Machine Learning (algorithm)
Explainable Semi-Supervised Anomaly Detection for Urban Computing
With the rapid increase of urbanization, people leverage technologies to manage the city more efficiently and improve the citizens’ quality of life, which is called “Smart City”. Every moment, enormous number of data are produced in various forms including texts, images, videos, etc. The vast majority of these data are normal, while our major concerns are those outliers which may cause trouble. Typically anomaly detection(AD) is treated as an unsupervised learning problem, e.g. Isolation Forest. However, people are only interested in specific kind of anomalies in most of urban computing applications. In practice, a small set of samples are labeled to denote the “anomaly”, along with extremely large amounts of unlabeled data.

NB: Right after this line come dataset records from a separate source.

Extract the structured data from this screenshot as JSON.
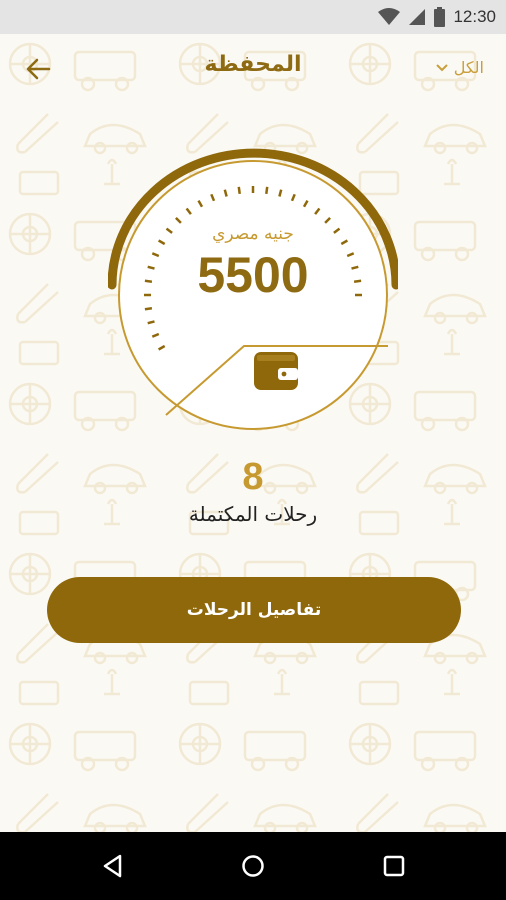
{
  "status_bar": {
    "time": "12:30"
  },
  "header": {
    "title": "المحفظة",
    "filter_label": "الكل"
  },
  "wallet": {
    "currency": "جنيه مصري",
    "balance": "5500"
  },
  "trips": {
    "count": "8",
    "label": "رحلات المكتملة"
  },
  "actions": {
    "details_label": "تفاصيل الرحلات"
  },
  "colors": {
    "primary": "#8f680b",
    "accent": "#c79a31",
    "background": "#fbf9f4"
  }
}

Recently, a lot of deep semi-supervised anomaly detection methods are proposed to learn the distribution of normal data and then to identify data samples distant from the distribution as anomalies, such as nearest-neighbor based techniques, clustering approaches, and one-class classification approaches. These methods have disadvantages as follows:
- Lack of utilizations of labeled anomalies. Most of methods above only incorporate the use of labeled normal samples but not labeled anomalies, which will lead to under-fitting the distribution of anomalies. While some existing methods do utilize the labeled anomaly samples but most of them are domain specific.
- Few-shot learning problem. In practice, anomaly samples are labeled by domain experts and always be rare. Existing methods cant handle this core issue well.
- Unexplainable Problem. People need to figure out the interpretations before disposing anomalies. But due to deep learning methods’ black-box nature, it is inherently difficult to understand which aspects of the input data drive the decisions.
We hope to mitigate the aforementioned challenges with experienced researchers.
- Propose better performance semi-supervised anomaly detection methods in urban computing.
- Model/ Framework that can be applied to different tasks effectively.
- Impactful research paper publication.
Related Research Topics
- Few-shot learning.
- Anomaly detection.
- Urban computing.
- Explainable deep learning.
Suggested Collaboration Method
AIR (Alibaba Innovative Research), one-year collaboration project.